The second thing we will do as a result of this budget measures is lay a foundation for more jobs, higher growth and increased productivity. When it comes to those measures, first and foremost, there has been a record government expenditure on infrastructure: some $50 billion in new funding for infrastructure, which will in turn lead to up to $125 billion in state, private sector and federal government expenditure. This includes putting money on the table to incentivise the states to recycle their infrastructure. This is a record amount of government spending.

The third thing we will do is invest record amounts in education and innovation. The Medical Research Future Fund will be—and is already becoming, in terms of its ambitious proposal—the envy of the world: some $20 billion in funding for medical research, an area of natural expertise in Australia. We want to deregulate our university sector, a critical area, so that we can enable our universities to become the best in the world. We can do that by deregulation. We are giving apprentices, for the first time, significant government support just as if they were going to university. That is what we are doing in this budget in terms of education and innovation.

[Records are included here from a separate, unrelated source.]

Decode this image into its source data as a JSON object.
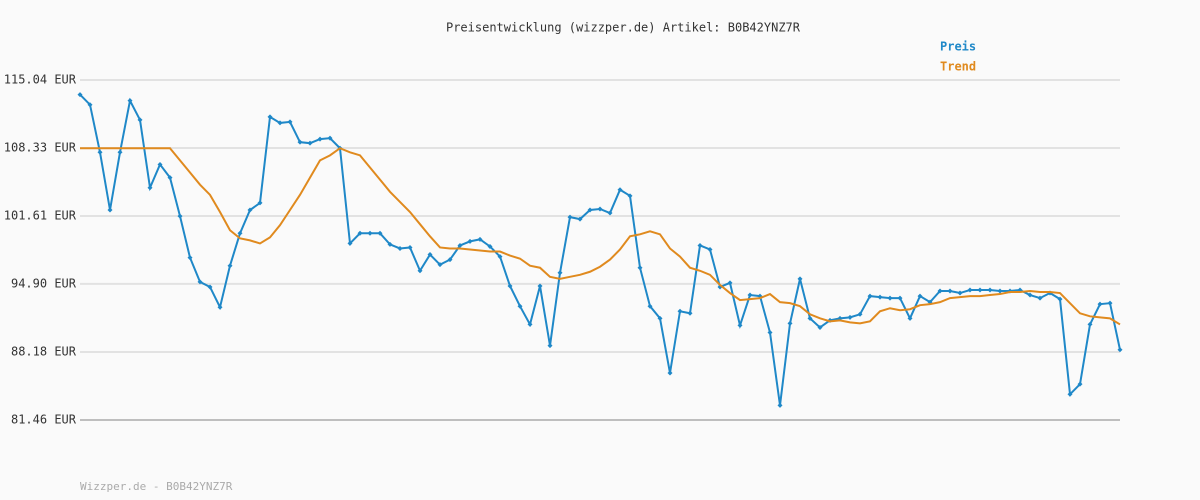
{
  "chart_data": {
    "type": "line",
    "title": "Preisentwicklung (wizzper.de) Artikel: B0B42YNZ7R",
    "categories": [
      null,
      null,
      null,
      null,
      null,
      null,
      null,
      null,
      null,
      null,
      null,
      null,
      null,
      null,
      null,
      null,
      null,
      null,
      null,
      null,
      null,
      null,
      null,
      null,
      null,
      null,
      null,
      null,
      null,
      null,
      null,
      null,
      null,
      null,
      null,
      null,
      null,
      null,
      null,
      null,
      null,
      null,
      null,
      null,
      null,
      null,
      null,
      null,
      null,
      null,
      null,
      null,
      null,
      null,
      null,
      null,
      null,
      null,
      null,
      null,
      null,
      null,
      null,
      null,
      null,
      null,
      null,
      null,
      null,
      null,
      null,
      null,
      null,
      null,
      null,
      null,
      null,
      null,
      null,
      null,
      null,
      null,
      null,
      null,
      null,
      null,
      null,
      null,
      null,
      null,
      null,
      null,
      null,
      null,
      null,
      null,
      null,
      null,
      null,
      null,
      null,
      null,
      null,
      null,
      null
    ],
    "series": [
      {
        "name": "Preis",
        "color": "#1f88c8",
        "markers": true,
        "values": [
          113.6,
          112.6,
          107.9,
          102.2,
          107.9,
          113.0,
          111.1,
          104.4,
          106.7,
          105.4,
          101.6,
          97.5,
          95.1,
          94.6,
          92.6,
          96.7,
          99.9,
          102.2,
          102.9,
          111.4,
          110.8,
          110.9,
          108.9,
          108.8,
          109.2,
          109.3,
          108.3,
          98.9,
          99.9,
          99.9,
          99.9,
          98.8,
          98.4,
          98.5,
          96.2,
          97.8,
          96.8,
          97.3,
          98.7,
          99.1,
          99.3,
          98.6,
          97.6,
          94.7,
          92.7,
          90.9,
          94.7,
          88.8,
          96.0,
          101.5,
          101.3,
          102.2,
          102.3,
          101.9,
          104.2,
          103.6,
          96.5,
          92.7,
          91.5,
          86.1,
          92.2,
          92.0,
          98.7,
          98.3,
          94.6,
          95.0,
          90.8,
          93.8,
          93.7,
          90.1,
          82.9,
          91.0,
          95.4,
          91.5,
          90.6,
          91.3,
          91.5,
          91.6,
          91.9,
          93.7,
          93.6,
          93.5,
          93.5,
          91.5,
          93.7,
          93.1,
          94.2,
          94.2,
          94.0,
          94.3,
          94.3,
          94.3,
          94.2,
          94.2,
          94.3,
          93.8,
          93.5,
          94.0,
          93.4,
          84.0,
          85.0,
          90.9,
          92.9,
          93.0,
          88.4
        ]
      },
      {
        "name": "Trend",
        "color": "#e08a1e",
        "markers": false,
        "values": [
          108.3,
          108.3,
          108.3,
          108.3,
          108.3,
          108.3,
          108.3,
          108.3,
          108.3,
          108.3,
          107.1,
          105.9,
          104.7,
          103.7,
          102.0,
          100.2,
          99.4,
          99.2,
          98.9,
          99.5,
          100.7,
          102.2,
          103.7,
          105.4,
          107.1,
          107.6,
          108.3,
          107.9,
          107.6,
          106.4,
          105.2,
          104.0,
          103.0,
          102.0,
          100.8,
          99.6,
          98.5,
          98.4,
          98.4,
          98.3,
          98.2,
          98.1,
          98.1,
          97.7,
          97.4,
          96.7,
          96.5,
          95.6,
          95.4,
          95.6,
          95.8,
          96.1,
          96.6,
          97.3,
          98.3,
          99.6,
          99.8,
          100.1,
          99.8,
          98.4,
          97.6,
          96.5,
          96.2,
          95.8,
          94.8,
          94.0,
          93.3,
          93.4,
          93.5,
          93.9,
          93.1,
          93.0,
          92.7,
          91.9,
          91.5,
          91.2,
          91.3,
          91.1,
          91.0,
          91.2,
          92.2,
          92.5,
          92.3,
          92.4,
          92.8,
          92.9,
          93.1,
          93.5,
          93.6,
          93.7,
          93.7,
          93.8,
          93.9,
          94.1,
          94.1,
          94.2,
          94.1,
          94.1,
          94.0,
          93.0,
          92.0,
          91.7,
          91.6,
          91.5,
          90.9
        ]
      }
    ],
    "ylim": [
      81.46,
      115.04
    ],
    "yticks": [
      {
        "value": 81.46,
        "label": "81.46 EUR"
      },
      {
        "value": 88.18,
        "label": "88.18 EUR"
      },
      {
        "value": 94.9,
        "label": "94.90 EUR"
      },
      {
        "value": 101.61,
        "label": "101.61 EUR"
      },
      {
        "value": 108.33,
        "label": "108.33 EUR"
      },
      {
        "value": 115.04,
        "label": "115.04 EUR"
      }
    ],
    "grid": true,
    "legend": "top-right"
  },
  "footer": "Wizzper.de - B0B42YNZ7R"
}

The fourth thing we are doing to boost growth, jobs and productivity is enhancing workforce participation. We are enhancing workforce participation by saying to people who are over the age of 50 and who have been on welfare for more than six months: we will give your employer up to $10,000 as an incentive to take you on board so that you no longer have to be on welfare. When it comes to women in the workforce, we want to encourage them to stay in the workforce after they have had children; a paid parental leave scheme is an important component of that. Australia is below other countries in the world when it comes to the number of women participating in our workforce. They are coming out of our universities in higher numbers than men but they are not represented in our workforce in the same numbers. Then, of course, there is our earn and learn strategy which is so important—because under the government of those opposite, under the Labor government, youth unemployment went to record levels. We are trying to break that nexus between welfare dependency and unemployment. What we are saying is: if you are a young person you must go out and find a job. We will help you do that. We will also give you training.

This is a vitally important budget. In my areas of deregulation and the G20; cutting red tape and consolidating the number of bodies, we are making great headway. I commend the measures in this budget to the House.